Galatasaray Futbol Takımı, Süper Lig’in şampiyon adayları arasında. Beş maçını da kazanırsa kupa onda.
Tüm ezberimizi bozacak bu Galatasaray sonunda.
Biz, sahada/salonda kazanılacak zaferleri “para-yönetici-hoca” üçgeninin kusursuzluğunda ararken, bir kenarı eksik, öteki güdük, iç ve dış açıları belirsiz Galatasaray üçgeni nice “dört köşe”lere kafa tutuyor.
Hani yıllar önce Galatasaray’a yapışıp bir daha da yakasını bırakmayan ve her türlü tasarrufunda “nedenler” arasına konan “tarikat” meselesi var ya...
Gel de inanma!
Derler ya; “Şeyh uçmaz, mürit uçurur” diye...
Cim-bom şahlanacaksa iman kuvvetiyle.
* * *
Fenerbahçe’nin Chelsea’ye İngiltere’de yenilmesi hakkında tam da “Söylenmemiş laf kalmadı” derken, Yavruvatan KKTC’den bir “hayırsız evlat” çıktı ve çıktığı kabuğu beğenmeyen evlatlara özgü bir manşet attı:
“Hakemsiz bu kadar”!
“Avanta penaltı yoksa yenilir tabi” demek istiyor.

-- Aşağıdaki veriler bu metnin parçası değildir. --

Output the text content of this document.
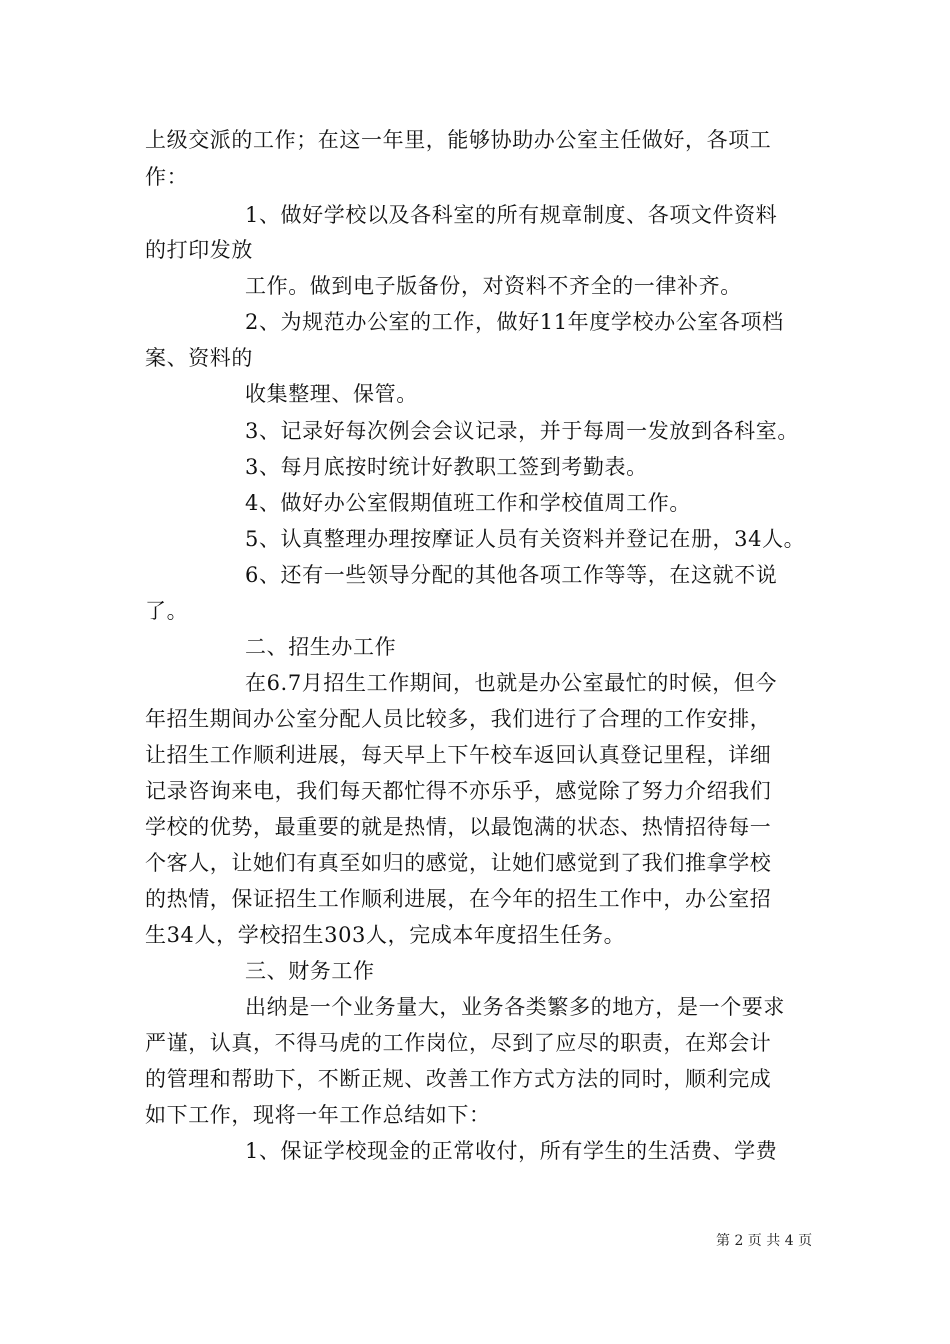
上级交派的工作；在这一年里，能够协助办公室主任做好，各项工
作：
1、做好学校以及各科室的所有规章制度、各项文件资料
的打印发放
工作。做到电子版备份，对资料不齐全的一律补齐。
2、为规范办公室的工作，做好11年度学校办公室各项档
案、资料的
收集整理、保管。
3、记录好每次例会会议记录，并于每周一发放到各科室。
3、每月底按时统计好教职工签到考勤表。
4、做好办公室假期值班工作和学校值周工作。
5、认真整理办理按摩证人员有关资料并登记在册，34人。
6、还有一些领导分配的其他各项工作等等，在这就不说
了。
二、招生办工作
在6.7月招生工作期间，也就是办公室最忙的时候，但今
年招生期间办公室分配人员比较多，我们进行了合理的工作安排，
让招生工作顺利进展，每天早上下午校车返回认真登记里程，详细
记录咨询来电，我们每天都忙得不亦乐乎，感觉除了努力介绍我们
学校的优势，最重要的就是热情，以最饱满的状态、热情招待每一
个客人，让她们有真至如归的感觉，让她们感觉到了我们推拿学校
的热情，保证招生工作顺利进展，在今年的招生工作中，办公室招
生34人，学校招生303人，完成本年度招生任务。
三、财务工作
出纳是一个业务量大，业务各类繁多的地方，是一个要求
严谨，认真，不得马虎的工作岗位，尽到了应尽的职责，在郑会计
的管理和帮助下，不断正规、改善工作方式方法的同时，顺利完成
如下工作，现将一年工作总结如下：
1、保证学校现金的正常收付，所有学生的生活费、学费
第 2 页 共 4 页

Ne diyelim; ifade özgürlüğü var.
Lakin “Sözcü” Gazetesi KKTC Başbakan Yardımcısı ve Dışişleri Bakanı Turgay Avcı’nın partisi Özgürlük ve Reform’un yayın organı olunca, mesele siyasi boyuta taşındı.
Bakan Avcı, manşeti atanları kapının önüne koyduktan sonra ekonomi ve çevre bakanlarını da yanına alarak Lefkoşa Fenerium’a çiçekli bir ziyaret yaptı.
“Fenerbahçe, parti olsa iktidara gelir” lafı sadece boşboğazlık değilmiş...
Kostümlü prova KKTC’de yapıldı.
İktidardaki partinin “biat” etmesiyle sonuçlandı.
* * *
Hürriyet Gazetesi’nin spor eki marifetiyle uğradığı kazayı biliyorsunuz:
Bir “gazeteci” arkadaşımız sayfayı süslemek için Google’dan Avrupa haritası indirip yapıştırıyor; Türkiye’nin Güneydoğu’su yok!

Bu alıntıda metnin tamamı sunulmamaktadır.